The proposal to use third party agents and which was part of the amendments made to the Banking Act through the Finance Act of 2009 was thus seen as a direct competition to the MFIs and Saccos that mainly serve people in the middle and low income segment of the society.

However the community-based institutions, the Governor said, would come in handy particularly where banks want to establish a presence in the rural or remote areas of the country.

“The framework will play a complementary role for all players in the market. So these fears are misplaced,” he assured adding that the move was well in line with the objectives envisaged in the Vision 2030 of having an inclusive financial system.

A National Finance Access Survey of 2009 showed that 32 percent of Kenya’s bankable population lacks any access to formal financial services while many others are served by informal systems. These are the people who are targeted by such innovations which would not only support savings but boost investment growth.

For banks, the concept which doesn’t require them to have a physical presence in the areas where they are providing their services,  means reduced operational costs and the provision of cost-effective services.
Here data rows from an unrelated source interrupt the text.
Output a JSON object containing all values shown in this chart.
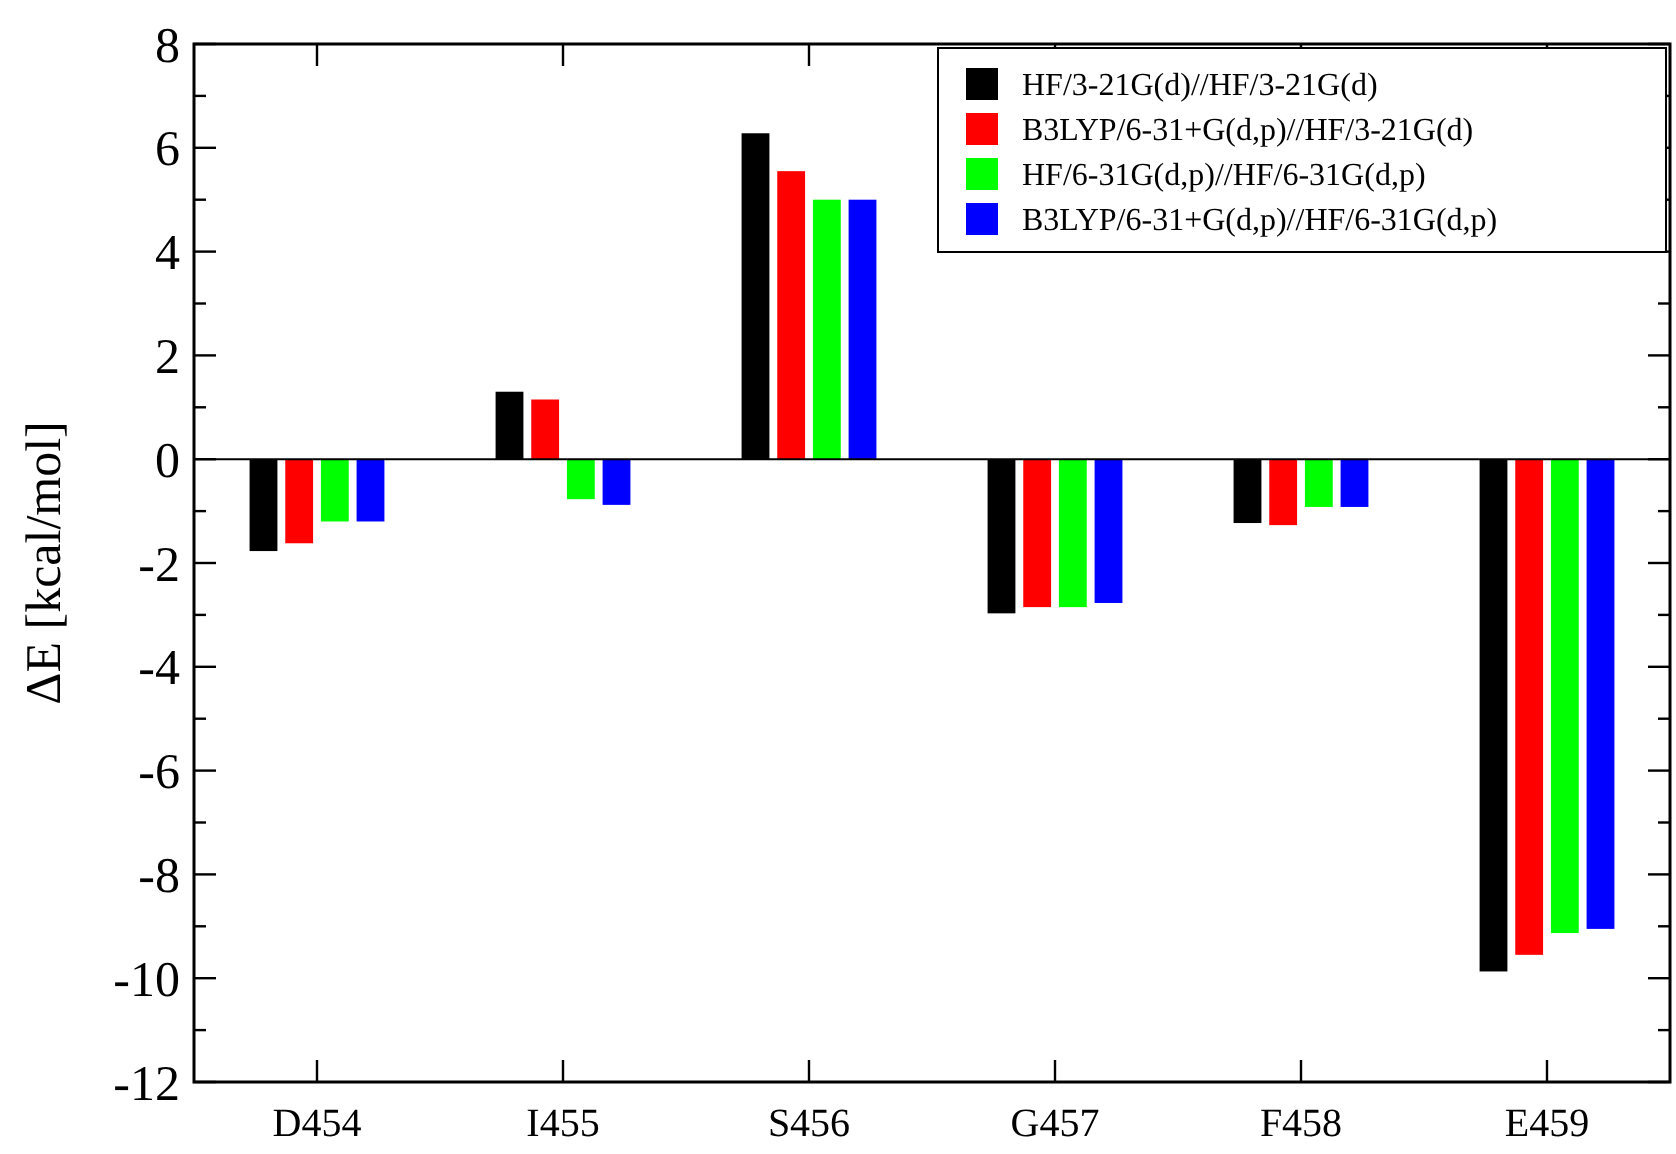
{
  "chart_data": {
    "type": "bar",
    "ylabel": "ΔE [kcal/mol]",
    "categories": [
      "D454",
      "I455",
      "S456",
      "G457",
      "F458",
      "E459"
    ],
    "series": [
      {
        "name": "HF/3-21G(d)//HF/3-21G(d)",
        "color": "#000000",
        "values": [
          -1.77,
          1.3,
          6.28,
          -2.97,
          -1.23,
          -9.87
        ]
      },
      {
        "name": "B3LYP/6-31+G(d,p)//HF/3-21G(d)",
        "color": "#ff0000",
        "values": [
          -1.62,
          1.15,
          5.55,
          -2.85,
          -1.27,
          -9.55
        ]
      },
      {
        "name": "HF/6-31G(d,p)//HF/6-31G(d,p)",
        "color": "#00ff00",
        "values": [
          -1.2,
          -0.77,
          5.0,
          -2.85,
          -0.92,
          -9.13
        ]
      },
      {
        "name": "B3LYP/6-31+G(d,p)//HF/6-31G(d,p)",
        "color": "#0000ff",
        "values": [
          -1.2,
          -0.88,
          5.0,
          -2.77,
          -0.92,
          -9.05
        ]
      }
    ],
    "ylim": [
      -12,
      8
    ],
    "yticks": [
      -12,
      {
        "value": -11,
        "label": null
      },
      -10,
      {
        "value": -9,
        "label": null
      },
      -8,
      {
        "value": -7,
        "label": null
      },
      -6,
      {
        "value": -5,
        "label": null
      },
      -4,
      {
        "value": -3,
        "label": null
      },
      -2,
      {
        "value": -1,
        "label": null
      },
      0,
      {
        "value": 1,
        "label": null
      },
      2,
      {
        "value": 3,
        "label": null
      },
      4,
      {
        "value": 5,
        "label": null
      },
      6,
      {
        "value": 7,
        "label": null
      },
      8
    ],
    "ref_lines": [
      {
        "axis": "y",
        "value": 0,
        "color": "#000000"
      }
    ],
    "legend": "top right",
    "grid": false
  }
}
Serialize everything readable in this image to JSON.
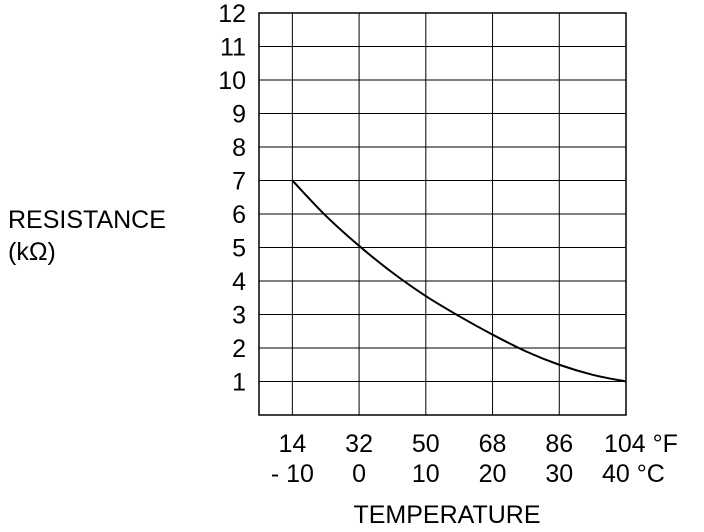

“The motivation is double-edged. For us it’s developmental because we want financial reach and inclusion and for banks they want to enlarge their reach at least cost and,” he added.

Mr Ndung’u said the model would be rolled out as soon as stakeholders reach consensus on how the model would be implemented.

He said agents that will be picked by banks to deliver financial services on their behalf, will have to conform to the set regulatory framework.

“Agents will not seek licenses from the Central Bank. We have our rules and regulations and we regulate commercial banks who will be appointing agents on the basis of the rules that we are going to agree on,” the Governor added.